The older man shrugged. 'But not quick enough in this case, I'm afraid. If only Otto had come round to me at once we would have caught them for certain; but it was four o'clock before I could get cracking, and they had been in the air for three hours by then. If they were in anything that had the speed of an average airliner, they would have needed only another half hour's flying to cross the Iron Curtain. And once over it, of course, they would be in the clear; they could refuel without risk and fly on to Moscow. Still, there is just a chance that they had to come down this side of the Curtain and, if so, they may be being held pending a check up on them. If they are, we should hear pretty soon; or Richter may have done so already, as this is really a U.S. responsibility and he too will have been in touch with N.A.T.O.'
They had their coffee and some sandwiches and, to keep Barney from sitting brooding about Mary, C.B. made him give a much more detailed account of his doings the previous night. At eleven o'clock, as Colonel Richter had not come through, Verney 'phoned the Fulgoham air base and learnt that the Colonel was on his way up to London. At half past he was announced over the buzzer, and C.B. had him shown in at once.

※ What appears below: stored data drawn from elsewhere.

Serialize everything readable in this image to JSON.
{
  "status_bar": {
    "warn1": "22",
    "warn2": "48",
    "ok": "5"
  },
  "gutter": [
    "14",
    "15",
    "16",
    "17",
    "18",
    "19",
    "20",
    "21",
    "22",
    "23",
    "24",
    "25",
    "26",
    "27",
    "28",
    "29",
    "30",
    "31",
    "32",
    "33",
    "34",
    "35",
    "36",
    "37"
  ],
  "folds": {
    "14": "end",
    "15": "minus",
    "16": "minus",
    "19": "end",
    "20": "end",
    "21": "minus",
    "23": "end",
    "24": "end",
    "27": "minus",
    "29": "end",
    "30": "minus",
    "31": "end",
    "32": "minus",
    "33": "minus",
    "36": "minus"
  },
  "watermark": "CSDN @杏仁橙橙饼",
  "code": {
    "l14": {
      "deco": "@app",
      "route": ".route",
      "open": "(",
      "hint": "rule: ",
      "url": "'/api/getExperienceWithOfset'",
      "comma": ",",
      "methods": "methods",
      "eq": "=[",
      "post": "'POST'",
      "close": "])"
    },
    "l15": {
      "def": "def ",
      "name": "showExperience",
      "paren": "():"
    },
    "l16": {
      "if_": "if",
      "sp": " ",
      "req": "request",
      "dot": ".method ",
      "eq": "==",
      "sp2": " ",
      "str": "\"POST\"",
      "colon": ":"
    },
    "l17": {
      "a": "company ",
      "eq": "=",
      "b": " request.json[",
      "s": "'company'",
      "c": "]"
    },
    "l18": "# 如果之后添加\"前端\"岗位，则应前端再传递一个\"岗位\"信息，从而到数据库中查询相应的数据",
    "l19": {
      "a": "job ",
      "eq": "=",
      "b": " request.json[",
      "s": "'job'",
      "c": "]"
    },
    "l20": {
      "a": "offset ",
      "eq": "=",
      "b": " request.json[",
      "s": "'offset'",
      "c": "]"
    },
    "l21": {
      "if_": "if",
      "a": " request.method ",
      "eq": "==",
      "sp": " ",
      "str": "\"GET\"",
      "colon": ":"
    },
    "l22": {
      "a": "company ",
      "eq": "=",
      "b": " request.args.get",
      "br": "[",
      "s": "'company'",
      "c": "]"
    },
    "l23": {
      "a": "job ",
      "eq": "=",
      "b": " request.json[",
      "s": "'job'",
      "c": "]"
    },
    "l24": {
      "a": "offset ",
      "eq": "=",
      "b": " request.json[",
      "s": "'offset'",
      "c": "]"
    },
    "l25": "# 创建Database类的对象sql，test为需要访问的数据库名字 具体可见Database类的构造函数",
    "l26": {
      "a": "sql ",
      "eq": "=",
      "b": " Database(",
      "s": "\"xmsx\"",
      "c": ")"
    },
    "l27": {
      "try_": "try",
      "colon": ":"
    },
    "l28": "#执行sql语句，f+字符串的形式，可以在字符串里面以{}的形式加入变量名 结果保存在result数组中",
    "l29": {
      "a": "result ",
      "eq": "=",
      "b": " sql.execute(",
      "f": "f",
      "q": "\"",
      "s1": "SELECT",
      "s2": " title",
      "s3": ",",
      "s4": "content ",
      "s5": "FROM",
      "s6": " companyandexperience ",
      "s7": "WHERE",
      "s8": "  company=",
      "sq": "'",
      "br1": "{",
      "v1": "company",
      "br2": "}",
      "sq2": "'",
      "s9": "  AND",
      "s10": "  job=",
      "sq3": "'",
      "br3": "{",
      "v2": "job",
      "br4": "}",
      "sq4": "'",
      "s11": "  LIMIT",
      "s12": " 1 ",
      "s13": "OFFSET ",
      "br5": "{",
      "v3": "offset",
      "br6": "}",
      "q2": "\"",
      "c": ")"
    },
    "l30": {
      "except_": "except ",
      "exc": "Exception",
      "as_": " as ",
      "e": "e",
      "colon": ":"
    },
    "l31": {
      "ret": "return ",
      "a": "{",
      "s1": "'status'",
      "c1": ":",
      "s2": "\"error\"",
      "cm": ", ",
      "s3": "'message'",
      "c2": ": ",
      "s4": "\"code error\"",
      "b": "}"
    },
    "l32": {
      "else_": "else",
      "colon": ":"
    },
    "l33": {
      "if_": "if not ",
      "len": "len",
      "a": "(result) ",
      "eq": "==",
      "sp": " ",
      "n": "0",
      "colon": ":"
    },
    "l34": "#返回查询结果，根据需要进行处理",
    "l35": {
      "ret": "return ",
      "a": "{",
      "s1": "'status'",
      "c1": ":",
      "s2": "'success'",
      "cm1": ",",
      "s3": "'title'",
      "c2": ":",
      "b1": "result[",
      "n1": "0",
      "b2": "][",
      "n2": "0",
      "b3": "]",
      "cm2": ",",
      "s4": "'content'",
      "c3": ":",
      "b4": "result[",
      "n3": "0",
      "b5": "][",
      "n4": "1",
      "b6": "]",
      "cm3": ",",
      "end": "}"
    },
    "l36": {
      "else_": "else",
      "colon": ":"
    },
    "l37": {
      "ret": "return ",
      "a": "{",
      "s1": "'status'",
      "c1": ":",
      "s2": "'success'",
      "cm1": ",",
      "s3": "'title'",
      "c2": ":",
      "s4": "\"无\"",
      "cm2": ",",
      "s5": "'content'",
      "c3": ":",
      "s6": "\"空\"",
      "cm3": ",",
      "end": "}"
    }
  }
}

The American Security Chief was short, tubby and round-faced, but there was nothing soft about him. His mouth was a hard line and his brown eyes, half veiled by heavy lids, were shrewd and calculating, yet he was not without a sense of humour. With a wry twist of his rat-trap mouth he declared that he would not waste time letting off steam. He had already done that by leaving a score of people down at the air base under close arrest for negligence; but he doubted if there was any case against most of them, as they had broken no regulation by allowing their Commanding Officer to fly off at any hour he liked in his own aircraft. The aircraft had been a twin-engined six-seater. Recently it had had extra fuel tanks fitted and with these had a comfortable range of seven hundred miles. It had taken off on a north-easterly course and automatic radar plots showed that it had continued on that course out over the North Sea for at least a hundred miles. If the course was held that meant that the aircraft should, at about five o'clock in the morning, have been over Southern Norway. The questioning of Colonel Washington's officers had brought out the fact that he had told several of them that he intended to spend his leave fishing in Norway. Richter therefore suggested the possibility that Washington was innocent and that someone else had stolen the atomic war-head earlier in the day; or perhaps several days ago.'
Verney promptly shot down that theory by making Barney give an account of Washington's association with Lothar, and stating that within his own knowledge Lothar had only a week earlier stolen a quantity of secret rocket fuel from the Experimental Station in Wales.
Richter blinked a little at Barney's description of the Black Magic ceremony from which he had narrowly escaped with his life; but he knew that such circles existed and, as a man answering Lothar's description had entered the air base with Washington, he agreed that the association left no doubt that it was they who had made off with the war-head.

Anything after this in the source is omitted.